The Mall of America’s website indicates that Star Trek: the Exhibition promises to be “one of the largest collections of authentic Star Trek artifacts and information ever put on public display. A truly impressive array of exhibits features sets, costumes, priceless museum pieces and props from numerous Star Trek television series and Star Trek feature films.”
Sadly, this description borders on a lie, if not an outright lie.
For $17 you can walk into a mostly empty space to look at so-called authentic artifacts behind plexiglass, great swaths of the props qualified with the word “replica.” As I came up to the first such display of communicators, most if not all props in the display were replicas, if my memory serves. From then on, the whole exhibition became a game of, “spot the genuine article,” as there were so many replicas strewn about like bric-a-brac amongst the real things that it became more interesting to view the exhibition in this light rather than simply be inspired by so-called “meticulous craftsmanship.”
And the replicas weren’t even very good. The replica of Geordi’s VISOR was a paint-chipped piece of junk, and I’ve seen better replicas at Comic Cons that weren’t behind flimsy plexiglass. It’s one thing to view the real thing where you expect to see years of wear-and-tear, but it’s another to view a replica that’s seen years of wear-and-tear. Just give us a newer replica, please.
After a walk through a minefield of real and fake props, you get a chance to see the captain’s chairs from the Enterprise-D and B, in addition to the Klingon captain’s chair from Star Trek III, I believe it was. So, while it was cool to imagine, “Wow! I’m looking at a prop that Patrick Stewart sat in,” I couldn’t help but be reminded of those cheapened facsimiles. Did Sir Patrick’s bottom really grace its presence on the chair sitting before me? I wasn’t sure to be too sure.
Then there was what could only be a re-creation of one of the computer consoles of the Enterprise-D engineering room (the main, center one that sat before the warp core). I indicate “could only be,” because we were actually allowed to touch the console, pretending to bleep away as we pushed buttons and things, imagining that the ship was being rocked about by Tholians. There was another re-creation of the original series bridge set, except that Spock’s little periscope was on the wrong side. While it was cool to sit in Kirk’s chair with your legs crossed and pretend to move to a shaking camera, it was all cheapened.

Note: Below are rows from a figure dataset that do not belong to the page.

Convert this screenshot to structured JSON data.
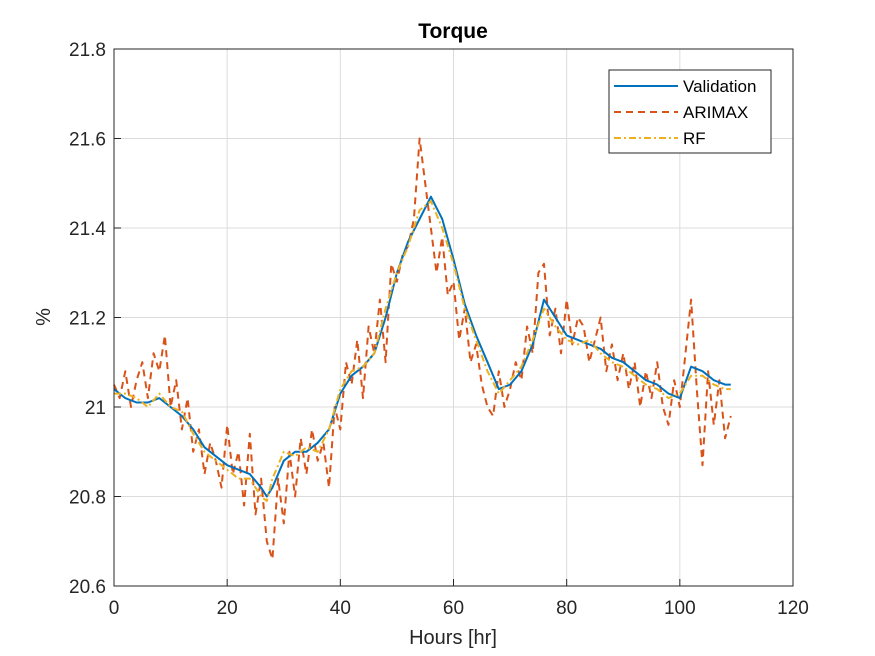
{
  "chart_data": {
    "type": "line",
    "title": "Torque",
    "xlabel": "Hours [hr]",
    "ylabel": "%",
    "xlim": [
      0,
      120
    ],
    "ylim": [
      20.6,
      21.8
    ],
    "xticks": [
      0,
      20,
      40,
      60,
      80,
      100,
      120
    ],
    "yticks": [
      20.6,
      20.8,
      21,
      21.2,
      21.4,
      21.6,
      21.8
    ],
    "xtick_labels": [
      "0",
      "20",
      "40",
      "60",
      "80",
      "100",
      "120"
    ],
    "ytick_labels": [
      "20.6",
      "20.8",
      "21",
      "21.2",
      "21.4",
      "21.6",
      "21.8"
    ],
    "grid": true,
    "legend_position": "top-right",
    "series": [
      {
        "name": "Validation",
        "color": "#0072BD",
        "style": "solid",
        "x": [
          0,
          2,
          4,
          6,
          8,
          10,
          12,
          14,
          16,
          18,
          20,
          22,
          24,
          26,
          27,
          28,
          30,
          32,
          34,
          36,
          38,
          40,
          42,
          44,
          46,
          48,
          50,
          52,
          54,
          56,
          58,
          60,
          62,
          64,
          66,
          68,
          70,
          72,
          74,
          76,
          78,
          80,
          82,
          84,
          86,
          88,
          90,
          92,
          94,
          96,
          98,
          100,
          102,
          104,
          106,
          108,
          109
        ],
        "y": [
          21.04,
          21.02,
          21.01,
          21.01,
          21.02,
          21.0,
          20.98,
          20.95,
          20.91,
          20.89,
          20.87,
          20.86,
          20.85,
          20.82,
          20.8,
          20.82,
          20.88,
          20.9,
          20.9,
          20.92,
          20.95,
          21.03,
          21.07,
          21.09,
          21.12,
          21.2,
          21.3,
          21.37,
          21.42,
          21.47,
          21.42,
          21.33,
          21.23,
          21.16,
          21.1,
          21.04,
          21.05,
          21.08,
          21.14,
          21.24,
          21.2,
          21.16,
          21.15,
          21.14,
          21.13,
          21.11,
          21.1,
          21.08,
          21.06,
          21.05,
          21.03,
          21.02,
          21.09,
          21.08,
          21.06,
          21.05,
          21.05
        ]
      },
      {
        "name": "ARIMAX",
        "color": "#D95319",
        "style": "dashed",
        "x": [
          0,
          1,
          2,
          3,
          4,
          5,
          6,
          7,
          8,
          9,
          10,
          11,
          12,
          13,
          14,
          15,
          16,
          17,
          18,
          19,
          20,
          21,
          22,
          23,
          24,
          25,
          26,
          27,
          28,
          29,
          30,
          31,
          32,
          33,
          34,
          35,
          36,
          37,
          38,
          39,
          40,
          41,
          42,
          43,
          44,
          45,
          46,
          47,
          48,
          49,
          50,
          51,
          52,
          53,
          54,
          55,
          56,
          57,
          58,
          59,
          60,
          61,
          62,
          63,
          64,
          65,
          66,
          67,
          68,
          69,
          70,
          71,
          72,
          73,
          74,
          75,
          76,
          77,
          78,
          79,
          80,
          81,
          82,
          83,
          84,
          85,
          86,
          87,
          88,
          89,
          90,
          91,
          92,
          93,
          94,
          95,
          96,
          97,
          98,
          99,
          100,
          101,
          102,
          103,
          104,
          105,
          106,
          107,
          108,
          109
        ],
        "y": [
          21.05,
          21.02,
          21.08,
          21.0,
          21.06,
          21.1,
          21.02,
          21.12,
          21.08,
          21.16,
          21.0,
          21.06,
          20.95,
          21.02,
          20.9,
          20.95,
          20.85,
          20.92,
          20.88,
          20.82,
          20.96,
          20.85,
          20.9,
          20.78,
          20.94,
          20.76,
          20.84,
          20.7,
          20.66,
          20.84,
          20.74,
          20.9,
          20.8,
          20.93,
          20.85,
          20.95,
          20.88,
          20.92,
          20.82,
          21.0,
          20.95,
          21.1,
          21.05,
          21.15,
          21.02,
          21.18,
          21.12,
          21.24,
          21.1,
          21.32,
          21.28,
          21.34,
          21.36,
          21.42,
          21.6,
          21.5,
          21.4,
          21.3,
          21.38,
          21.25,
          21.28,
          21.15,
          21.22,
          21.1,
          21.14,
          21.05,
          21.0,
          20.98,
          21.08,
          21.0,
          21.04,
          21.1,
          21.06,
          21.18,
          21.12,
          21.3,
          21.32,
          21.16,
          21.22,
          21.12,
          21.24,
          21.14,
          21.2,
          21.18,
          21.1,
          21.15,
          21.2,
          21.08,
          21.14,
          21.06,
          21.12,
          21.04,
          21.1,
          21.0,
          21.08,
          21.02,
          21.1,
          21.0,
          20.96,
          21.06,
          21.0,
          21.12,
          21.24,
          21.04,
          20.87,
          21.08,
          20.96,
          21.06,
          20.93,
          20.98
        ]
      },
      {
        "name": "RF",
        "color": "#EDB120",
        "style": "dash-dot",
        "x": [
          0,
          2,
          4,
          6,
          8,
          10,
          12,
          14,
          16,
          18,
          20,
          22,
          24,
          26,
          27,
          28,
          30,
          32,
          34,
          36,
          38,
          40,
          42,
          44,
          46,
          48,
          50,
          52,
          54,
          56,
          58,
          60,
          62,
          64,
          66,
          68,
          70,
          72,
          74,
          76,
          78,
          80,
          82,
          84,
          86,
          88,
          90,
          92,
          94,
          96,
          98,
          100,
          102,
          104,
          106,
          108,
          109
        ],
        "y": [
          21.03,
          21.03,
          21.02,
          21.0,
          21.03,
          21.0,
          20.99,
          20.94,
          20.9,
          20.88,
          20.86,
          20.84,
          20.84,
          20.8,
          20.79,
          20.84,
          20.9,
          20.89,
          20.91,
          20.9,
          20.95,
          21.04,
          21.08,
          21.09,
          21.12,
          21.22,
          21.3,
          21.36,
          21.44,
          21.46,
          21.4,
          21.32,
          21.22,
          21.15,
          21.08,
          21.03,
          21.06,
          21.09,
          21.15,
          21.22,
          21.18,
          21.15,
          21.14,
          21.15,
          21.12,
          21.1,
          21.09,
          21.07,
          21.05,
          21.04,
          21.02,
          21.03,
          21.07,
          21.07,
          21.05,
          21.04,
          21.04
        ]
      }
    ]
  }
}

There was also a collection of costumes from various different Star Trek franchises as well, from Kirk’s uniform and Khan’s clothes from Star Trek II, Janeway’s uniform from Voyager, Troi’s blue dress, and while you expect to see these things to show their age with frayed hems and balled material, it all still felt like I was walking through someone’s living room or basement or garage, looking at a master collector’s personal museum of items that they picked up over the years at car boot sales and eBay auctions, except that the collector was duped into buying fakes.

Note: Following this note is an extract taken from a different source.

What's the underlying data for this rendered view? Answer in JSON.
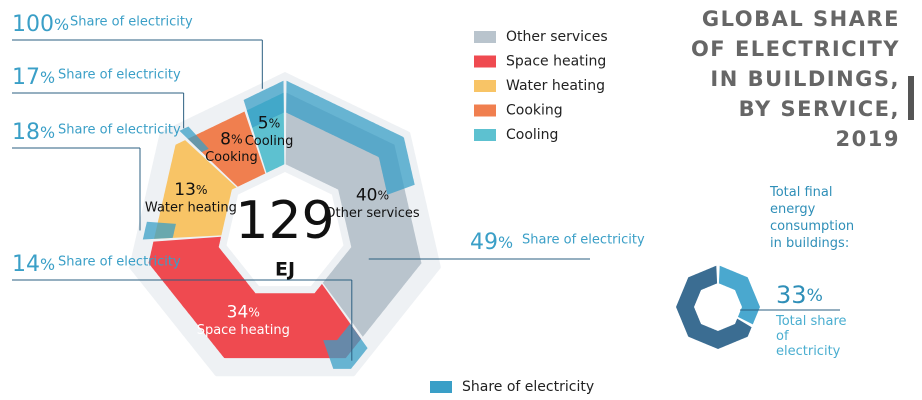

As my friends and I walked out of the exhibition feeling robbed and trodden upon, we had to make our way through the Macy’s where suddenly everything even in Macy’s seemed cheapened and plasticized. It didn’t help that as we walked through the skyway between Macy’s and the parking garage that there were evergreens planted on the roof, branches sagging with Christmas lights (yes, Christmas lights still on the trees in almost June), the poor dears seemed to call out, “Oh my god. I was moved from a tree farm in the open air to the roof of a monstrosity of a building.”
It occurred to us a bit later that these trees, too, were fakes, adding insult to injury.
I’m not sure who would actually enjoy Star Trek: the Exhibition. Maybe little kids whose imaginations have yet to be spoiled by the horrible pangs of reality. But, I think even kids are smart enough to realize that what this exhibition has on display is nothing more than saddened memories of the actual saga.
If the advertisements for this exhibition would have been a little more truthful, then I wouldn’t have felt to write such a scathing attack on the experience. But, who would go to something that promises, “really bad replicas,” “moth-balled clothes,” and “phony sets.”
Maybe you would, I don’t know. But I want my $17 back.
If there’s one thing to be thankful about Star Trek: the Exhibition, is that it’s given me yet another reason never to visit the Mall of America ever again.